Cortical representation of vocal pitch during speech perception in human superior temporal gyrus
- Author(s): Tang, Claire
- Advisor(s): Chang, Edward
- et al.
Pitch plays a crucial role in all spoken languages. In tone languages, pitch is used to distinguish between different words, such that the same syllable can have multiple lexical meanings depending on its pitch contour. In all other spoken languages, pitch conveys linguistic meaning at the sentence level through speech intonation. For example, in English, raising the pitch at the end of an utterance can change a statement into a question. Despite the importance of pitch for spoken language, we have limited understanding of how the human brain processes speech to represent pitch that is linguistically relevant. One difficulty that arises for the encoding of linguistic meaning in pitch is that the vocal pitch range varies vastly across different people.
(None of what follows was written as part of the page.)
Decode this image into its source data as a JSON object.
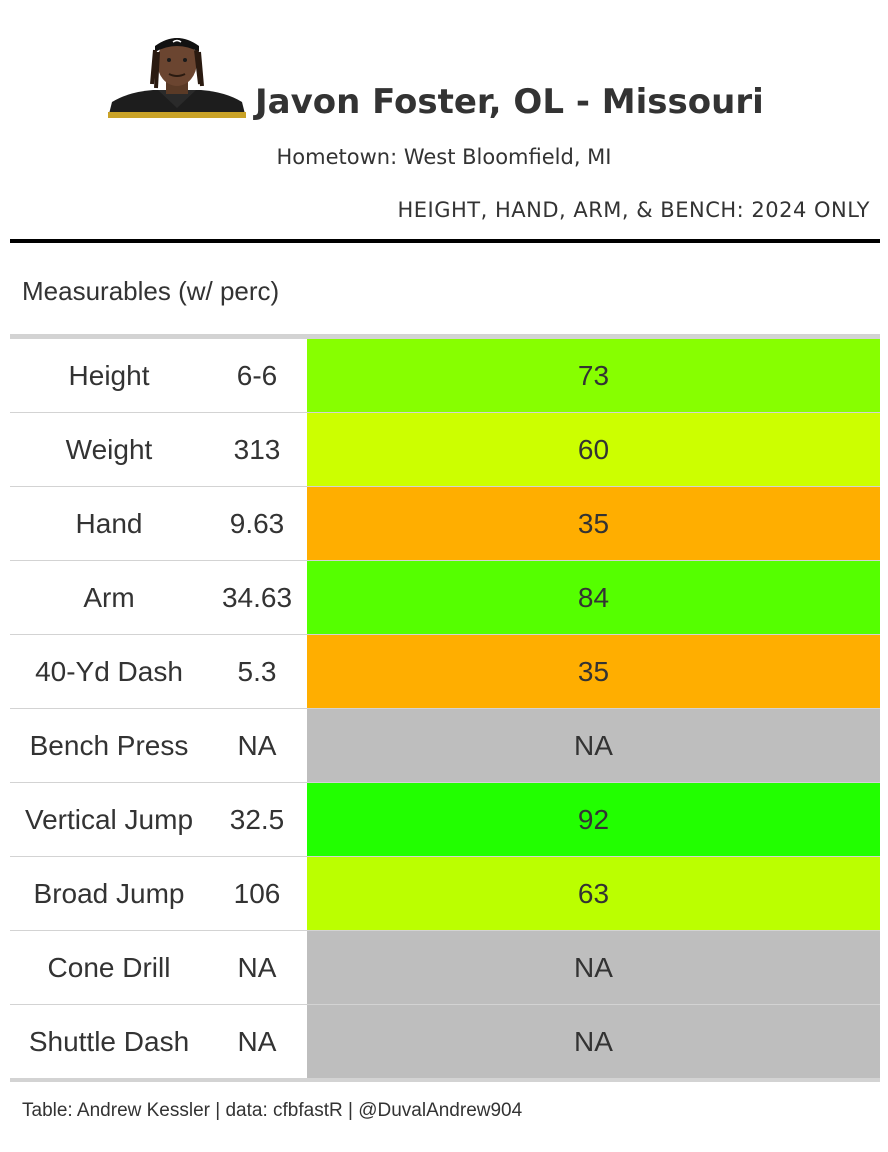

Thus, languages cannot use absolute values of pitch to convey meaning since some values of high absolute pitch may be out of the range of a low-pitched speaker, and vice versa. Instead, linguistic meaning must be transferred through a speaker-normalized representation of pitch. This dissertation seeks to understand how the human auditory cortex represents pitch information during speech perception. Using electrocorticography to record neural activity directly from the cortical surface of participants as they listen to both natural speech and controlled speech stimuli, I discovered populations of neurons in the human superior temporal gyrus that have activity patterns that differentiate lexical tones and intonation contours. These neural populations are separate from the neural populations that encode the phonetic features that make up different consonants and vowels and from the neural populations that encode information about speaker identity. Furthermore, I show that the activity of these tone and intonation neural populations can be explained by the encoding of speaker-normalized relative pitch and pitch change. These results suggest that human auditory cortex processes speech to extract vocal pitch and abstracts absolute pitch values to encode linguistically relevant, speaker-normalized pitch information at the level of human non-primary auditory cortex.